The earliest known reference to Highway 91 as “The Strip” appeared in a March 1947 newspaper advertisement for a new casino hotel called the Big Hat. “Direct from Ciro’s and Lindy’s,” it described the musical act the Alperi Trio, “Los Angeles’ Sunset Strip to Las Vegas’ Strip.” (Lindy’s Steakhouse was torn down long ago, Ciro’s became the Comedy Store in 1972.)
According to the widow of former L.A. cop Guy McAfee, her late husband had been using the nickname “The Strip” since shortly after he purchased the tiny Pair-O-Dice casino on the deserted road in 1939. It was a purely sarcastic comparison to the bustling Sunset Strip he left behind.
This story may be apocryphal, however, since there is no record of it until after McAfee’s January 1960 death. Regardless, 20 years later, once Interstate 15 was under construction, Highway 91 was decommissioned and renamed Las Vegas Boulevard to reflect its functional transition to a local road, and the Las Vegas Strip became common parlance.
Sign of the Times
Also in 1959, the WTFLV sign made its debut on Las Vegas Boulevard. Designed by commercial artist Betty Willis, it was installed just north of the stone pillars of the old McCarran Field by her employer, the Western Neon Sign Company.
Interestingly, according to a Las Vegas Review-Journal story published on Feb. 6, 1959, Western Neon won its $4K bid by pitching the sign’s wording as “Welcome to the Fabulous Las Vegas Strip.” That would have made the sign more accurate since the city of Las Vegas was 4.2 miles north.
However, the story noted that “after some consideration, the commissioners decided they would rather have the sign read, ‘Welcome to Las Vegas.'”
No reason was cited, and the result confuses visitors to this day.
South of the Current Border
The location for the WTFLV sign, and the unofficial start of the Strip, was chosen because it happened to be the southernmost cutoff for casino resort development at the time. Nearly everything beyond that was still untouched desert.
In theory, though, the sign could, and still can, be moved south at any time to extend the Strip to include its future development. In a decade or two, the sign could very well find itself four more miles south of the city, and perhaps three miles further south at some point after that.
By 2026, the Oak View Group plans to open a $3 billion, NBA-ready arena, 2K-room casino resort, and entertainment district on 25 acres in the current sticks, where the I-15 intersects with Blue Diamond Road.

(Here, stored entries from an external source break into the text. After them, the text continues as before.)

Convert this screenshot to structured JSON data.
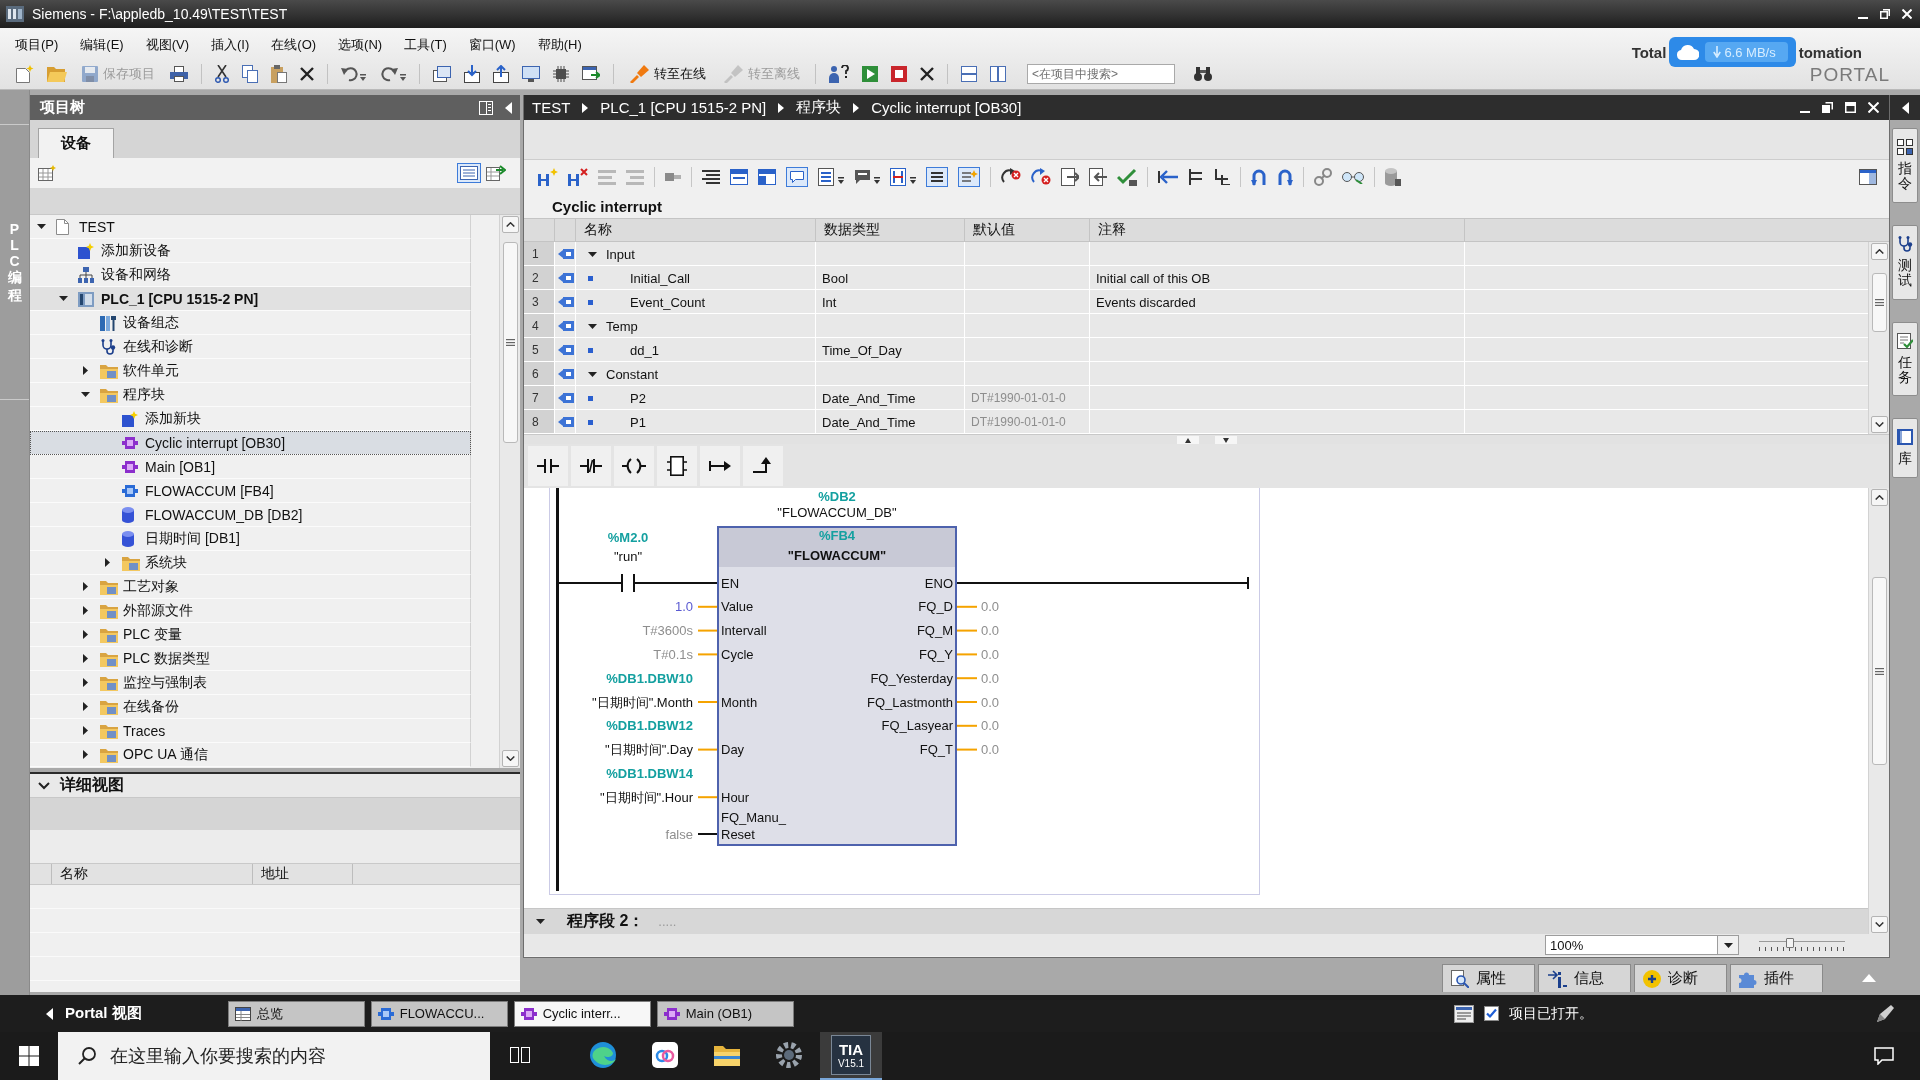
{
  "window": {
    "title": "Siemens - F:\\appledb_10.49\\TEST\\TEST"
  },
  "menu": [
    {
      "label": "项目(P)"
    },
    {
      "label": "编辑(E)"
    },
    {
      "label": "视图(V)"
    },
    {
      "label": "插入(I)"
    },
    {
      "label": "在线(O)"
    },
    {
      "label": "选项(N)"
    },
    {
      "label": "工具(T)"
    },
    {
      "label": "窗口(W)"
    },
    {
      "label": "帮助(H)"
    }
  ],
  "toolbar": {
    "save": {
      "label": "保存项目",
      "disabled": true
    },
    "go_online": {
      "label": "转至在线",
      "disabled": false
    },
    "go_offline": {
      "label": "转至离线",
      "disabled": true
    },
    "search": {
      "placeholder": "<在项目中搜索>"
    }
  },
  "brand": {
    "left": "Total",
    "right": "tomation",
    "product": "PORTAL"
  },
  "download_widget": {
    "reading": "6.6 MB/s"
  },
  "side_strip": {
    "label": "PLC 编程"
  },
  "project_tree": {
    "title": "项目树",
    "tabs": [
      {
        "label": "设备",
        "selected": true
      }
    ],
    "items": [
      {
        "label": "TEST",
        "kind": "project",
        "selected": false,
        "expanded": true,
        "children": [
          {
            "label": "添加新设备",
            "kind": "add",
            "selected": false
          },
          {
            "label": "设备和网络",
            "kind": "network",
            "selected": false
          },
          {
            "label": "PLC_1 [CPU 1515-2 PN]",
            "kind": "plc",
            "selected": false,
            "expanded": true,
            "children": [
              {
                "label": "设备组态",
                "kind": "config",
                "selected": false
              },
              {
                "label": "在线和诊断",
                "kind": "diagnostics",
                "selected": false
              },
              {
                "label": "软件单元",
                "kind": "folder",
                "selected": false,
                "expanded": false
              },
              {
                "label": "程序块",
                "kind": "folder",
                "selected": false,
                "expanded": true,
                "children": [
                  {
                    "label": "添加新块",
                    "kind": "add",
                    "selected": false
                  },
                  {
                    "label": "Cyclic interrupt [OB30]",
                    "kind": "ob",
                    "selected": true
                  },
                  {
                    "label": "Main [OB1]",
                    "kind": "ob",
                    "selected": false
                  },
                  {
                    "label": "FLOWACCUM [FB4]",
                    "kind": "fb",
                    "selected": false
                  },
                  {
                    "label": "FLOWACCUM_DB [DB2]",
                    "kind": "db",
                    "selected": false
                  },
                  {
                    "label": "日期时间 [DB1]",
                    "kind": "db",
                    "selected": false
                  },
                  {
                    "label": "系统块",
                    "kind": "folder",
                    "selected": false,
                    "expanded": false
                  }
                ]
              },
              {
                "label": "工艺对象",
                "kind": "folder",
                "selected": false,
                "expanded": false
              },
              {
                "label": "外部源文件",
                "kind": "folder",
                "selected": false,
                "expanded": false
              },
              {
                "label": "PLC 变量",
                "kind": "folder",
                "selected": false,
                "expanded": false
              },
              {
                "label": "PLC 数据类型",
                "kind": "folder",
                "selected": false,
                "expanded": false
              },
              {
                "label": "监控与强制表",
                "kind": "folder",
                "selected": false,
                "expanded": false
              },
              {
                "label": "在线备份",
                "kind": "folder",
                "selected": false,
                "expanded": false
              },
              {
                "label": "Traces",
                "kind": "folder",
                "selected": false,
                "expanded": false
              },
              {
                "label": "OPC UA 通信",
                "kind": "folder",
                "selected": false,
                "expanded": false
              }
            ]
          }
        ]
      }
    ]
  },
  "details_view": {
    "title": "详细视图",
    "expanded": true,
    "columns": [
      {
        "label": "名称"
      },
      {
        "label": "地址"
      }
    ]
  },
  "editor": {
    "breadcrumb": [
      {
        "label": "TEST"
      },
      {
        "label": "PLC_1 [CPU 1515-2 PN]"
      },
      {
        "label": "程序块"
      },
      {
        "label": "Cyclic interrupt [OB30]"
      }
    ],
    "block_title": "Cyclic interrupt",
    "interface": {
      "columns": [
        {
          "label": "名称"
        },
        {
          "label": "数据类型"
        },
        {
          "label": "默认值"
        },
        {
          "label": "注释"
        }
      ],
      "rows": [
        {
          "number": "1",
          "kind": "section",
          "name": "Input",
          "expanded": true
        },
        {
          "number": "2",
          "kind": "member",
          "name": "Initial_Call",
          "datatype": "Bool",
          "comment": "Initial call of this OB"
        },
        {
          "number": "3",
          "kind": "member",
          "name": "Event_Count",
          "datatype": "Int",
          "comment": "Events discarded"
        },
        {
          "number": "4",
          "kind": "section",
          "name": "Temp",
          "expanded": true
        },
        {
          "number": "5",
          "kind": "member",
          "name": "dd_1",
          "datatype": "Time_Of_Day"
        },
        {
          "number": "6",
          "kind": "section",
          "name": "Constant",
          "expanded": true
        },
        {
          "number": "7",
          "kind": "member",
          "name": "P2",
          "datatype": "Date_And_Time",
          "default": "DT#1990-01-01-0"
        },
        {
          "number": "8",
          "kind": "member",
          "name": "P1",
          "datatype": "Date_And_Time",
          "default": "DT#1990-01-01-0"
        }
      ]
    },
    "network": {
      "instance": {
        "address": "%DB2",
        "name": "\"FLOWACCUM_DB\""
      },
      "block": {
        "address": "%FB4",
        "name": "\"FLOWACCUM\"",
        "en": "EN",
        "eno": "ENO"
      },
      "contact": {
        "address": "%M2.0",
        "name": "\"run\""
      },
      "inputs": [
        {
          "pin": "Value",
          "operand": "1.0",
          "kind": "constant",
          "bool": false
        },
        {
          "pin": "Intervall",
          "operand": "T#3600s",
          "kind": "default",
          "bool": false
        },
        {
          "pin": "Cycle",
          "operand": "T#0.1s",
          "kind": "default",
          "bool": false
        },
        {
          "pin": "Month",
          "address": "%DB1.DBW10",
          "operand": "\"日期时间\".Month",
          "kind": "tag",
          "bool": false
        },
        {
          "pin": "Day",
          "address": "%DB1.DBW12",
          "operand": "\"日期时间\".Day",
          "kind": "tag",
          "bool": false
        },
        {
          "pin": "Hour",
          "address": "%DB1.DBW14",
          "operand": "\"日期时间\".Hour",
          "kind": "tag",
          "bool": false
        },
        {
          "pin": "FQ_Manu_Reset",
          "operand": "false",
          "kind": "default",
          "bool": true
        }
      ],
      "outputs": [
        {
          "pin": "FQ_D",
          "value": "0.0"
        },
        {
          "pin": "FQ_M",
          "value": "0.0"
        },
        {
          "pin": "FQ_Y",
          "value": "0.0"
        },
        {
          "pin": "FQ_Yesterday",
          "value": "0.0"
        },
        {
          "pin": "FQ_Lastmonth",
          "value": "0.0"
        },
        {
          "pin": "FQ_Lasyear",
          "value": "0.0"
        },
        {
          "pin": "FQ_T",
          "value": "0.0"
        }
      ]
    },
    "next_network": {
      "title": "程序段 2：",
      "comment": ".....",
      "expanded": true
    },
    "zoom": {
      "value": "100%",
      "level": 0.35
    }
  },
  "task_cards": [
    {
      "label": "指令",
      "kind": "instructions"
    },
    {
      "label": "测试",
      "kind": "testing"
    },
    {
      "label": "任务",
      "kind": "tasks"
    },
    {
      "label": "库",
      "kind": "libraries"
    }
  ],
  "inspector_tabs": [
    {
      "label": "属性",
      "kind": "properties",
      "selected": false
    },
    {
      "label": "信息",
      "kind": "info",
      "selected": false
    },
    {
      "label": "诊断",
      "kind": "diagnostics",
      "selected": false
    },
    {
      "label": "插件",
      "kind": "addins",
      "selected": false
    }
  ],
  "portal_bar": {
    "portal_view": "Portal 视图",
    "tabs": [
      {
        "label": "总览",
        "kind": "overview",
        "selected": false
      },
      {
        "label": "FLOWACCU...",
        "kind": "fb",
        "selected": false
      },
      {
        "label": "Cyclic interr...",
        "kind": "ob",
        "selected": true
      },
      {
        "label": "Main (OB1)",
        "kind": "ob",
        "selected": false
      }
    ],
    "status": {
      "checked": true,
      "text": "项目已打开。"
    }
  },
  "taskbar": {
    "search": {
      "placeholder": "在这里输入你要搜索的内容"
    },
    "apps": [
      {
        "kind": "task_view",
        "active": false
      },
      {
        "kind": "browser",
        "active": false
      },
      {
        "kind": "cloud",
        "active": false
      },
      {
        "kind": "files",
        "active": false
      },
      {
        "kind": "tool",
        "active": false
      },
      {
        "kind": "tia",
        "active": true,
        "label": "TIA",
        "version": "V15.1"
      }
    ]
  }
}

Last year, a former executive with MGM Resorts International, Alan Feldman told the Las Vegas Review-Journal that the Strip could conceivably triple in size one day, extending south to the M Resort at Las Vegas Boulevard South and St. Rose Parkway.
The Strip already started its southward migration when Allegiant Stadium broke ground in 2017. When the $1.9 billion, 65K-seat home of the Raiders opened behind Mandalay Bay three years later, it instantly transformed what had been the Strip’s southern tip into its brand-new sports hub.
And hubs don’t like existing on the fringes of anything.